The FCA Is Set to Continue Its Focus on the Asset Management Industry. Are You Prepared?
By Konstantin Burkov, Nina Moffatt & Arun Srivastava
The U.K. Financial Conduct Authority (the “FCA”) has issued several “Dear CEO” letters since the beginning of 2020 indicating that the standards of governance within the asset management industry need to be improved further to meet the regulator’s expectations.
The FCA conducted a number of thematic reviews and market studies in the sector in the course of 2019, including its analysis of the asset management market which resulted in the set of remedies published in the Policy Statement PS 19/4 in February 2019 and the reports on the investment firms with appointed representatives (20 May 2019) and the risk modelling and other portfolio management tools used by the managers (13 January 2020).
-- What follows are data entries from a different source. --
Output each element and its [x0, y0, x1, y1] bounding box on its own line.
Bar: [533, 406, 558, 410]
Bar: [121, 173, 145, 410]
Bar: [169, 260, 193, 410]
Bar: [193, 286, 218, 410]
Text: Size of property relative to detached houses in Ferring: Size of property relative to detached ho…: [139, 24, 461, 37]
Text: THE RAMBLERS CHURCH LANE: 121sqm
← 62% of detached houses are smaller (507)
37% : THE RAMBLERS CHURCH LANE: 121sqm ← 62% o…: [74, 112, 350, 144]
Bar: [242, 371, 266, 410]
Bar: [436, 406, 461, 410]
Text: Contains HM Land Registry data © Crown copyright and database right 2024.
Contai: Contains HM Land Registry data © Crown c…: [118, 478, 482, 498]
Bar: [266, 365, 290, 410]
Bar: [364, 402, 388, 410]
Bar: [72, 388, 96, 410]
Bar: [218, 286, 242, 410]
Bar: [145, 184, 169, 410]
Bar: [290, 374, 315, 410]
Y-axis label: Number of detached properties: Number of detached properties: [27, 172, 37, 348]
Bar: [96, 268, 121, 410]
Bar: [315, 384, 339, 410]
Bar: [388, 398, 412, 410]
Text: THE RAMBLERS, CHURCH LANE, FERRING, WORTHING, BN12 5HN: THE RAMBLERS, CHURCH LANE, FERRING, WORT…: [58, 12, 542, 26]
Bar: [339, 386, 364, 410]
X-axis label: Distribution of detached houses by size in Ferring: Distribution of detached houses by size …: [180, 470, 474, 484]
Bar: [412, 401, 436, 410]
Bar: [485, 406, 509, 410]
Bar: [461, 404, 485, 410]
However, the recent “Dear CEO” letters are a clear indication that the FCA will continue its focus on improving the compliance standards in the asset management industry.
Thematic work and issues identified in “Dear CEO” letters invariably result in follow-up from the FCA. It is important for firms, therefore, to identify whether these matters highlight any shortcomings or gaps and, if so, implement a plan to remediate.
Areas that require focus include:
1. Appropriateness and Suitability of Investment Products for Investors
Firms are required to understand their clients, including their knowledge and experience, financial situation, investment objectives, and risk tolerance and carry out suitability assessments to ensure that the proposed portfolio management activities are suitable to each client.
In addition, since fund managers are in many cases co-manufacturers and/or distributors of products, they are required to comply with the MiFID Product Governance Rules and must identify the client type and investment need for the funds they manage, recognising that they may only be appropriate for a very specific market. This is a particular concern where a manager has retail clients.
Moreover, when carrying our marketing of the funds, firms must have appropriate systems and controls in place to comply with restrictions on marketing to retail investors.
2. Market Abuse, Anti-Money Laundering, and Anti-Bribery and Corruption
Firms are required to have appropriate procedures and controls in place to enable them to discharge their obligations under the above regimes. The FCA expects such controls to be tailored to the firm’s individual business models so as to effectively mitigate financial crime risks in the context of their business models. Firms should pay particular attention to how they conduct due diligence on third party providers, customers and investors. Firms should review market abuse policies in connection with transactions in securities that are subject to market abuse regime.
3. Brexit Implications
It is almost certain that Brexit will lead to firms losing their passporting rights under the EU Directives which currently enable them to provide a range of investment services to their European clients and investors. The FCA would expect the firms to have contingency plans in place as required under the regulatory system and be able to explain to the regulator how they intend to deal with an impact of Brexit on their services and existing EU customer base. Many firms review the position in the run up to the original March 2019 Exit Date. Firms should consider whether changes have occurred in their circumstances or assumptions in the period since then. For example, if any mandates have been received from EU-based clients.
4. Adequate Financial Resources and Professional Indemnity Insurance
The FCA has raised concerns that some businesses are not being fully compliant with the applicable capital requirements and do not hold an adequate capital and/or professional indemnity insurance appropriate to their business model.
5. Compliance with Oversight and Control of Client Money and Client Assets
The FCA intends to investigate whether firms that have permission to hold client money and safeguard custody have robust systems and controls in place to minimise the risk of losing clients’ money or assets.
In summary, the FCA intends to carry out further audits and reviews in the asset management industry with a likely focus on the above topics. Some firms will shortly receive specific written requests for information from the regulator or may be subject to office inspections. Therefore, U.K.-based asset managers should take pro-active steps to review their current policies and procedures to ensure that their current systems and controls are fully compliant with the relevant legislation and the FCA Rules. With respect to Brexit contingency plans, they should ensure that they have a clearly defined and up-to-date action plan on how they intend to service their EU-based clients following the U.K. leaving the EU.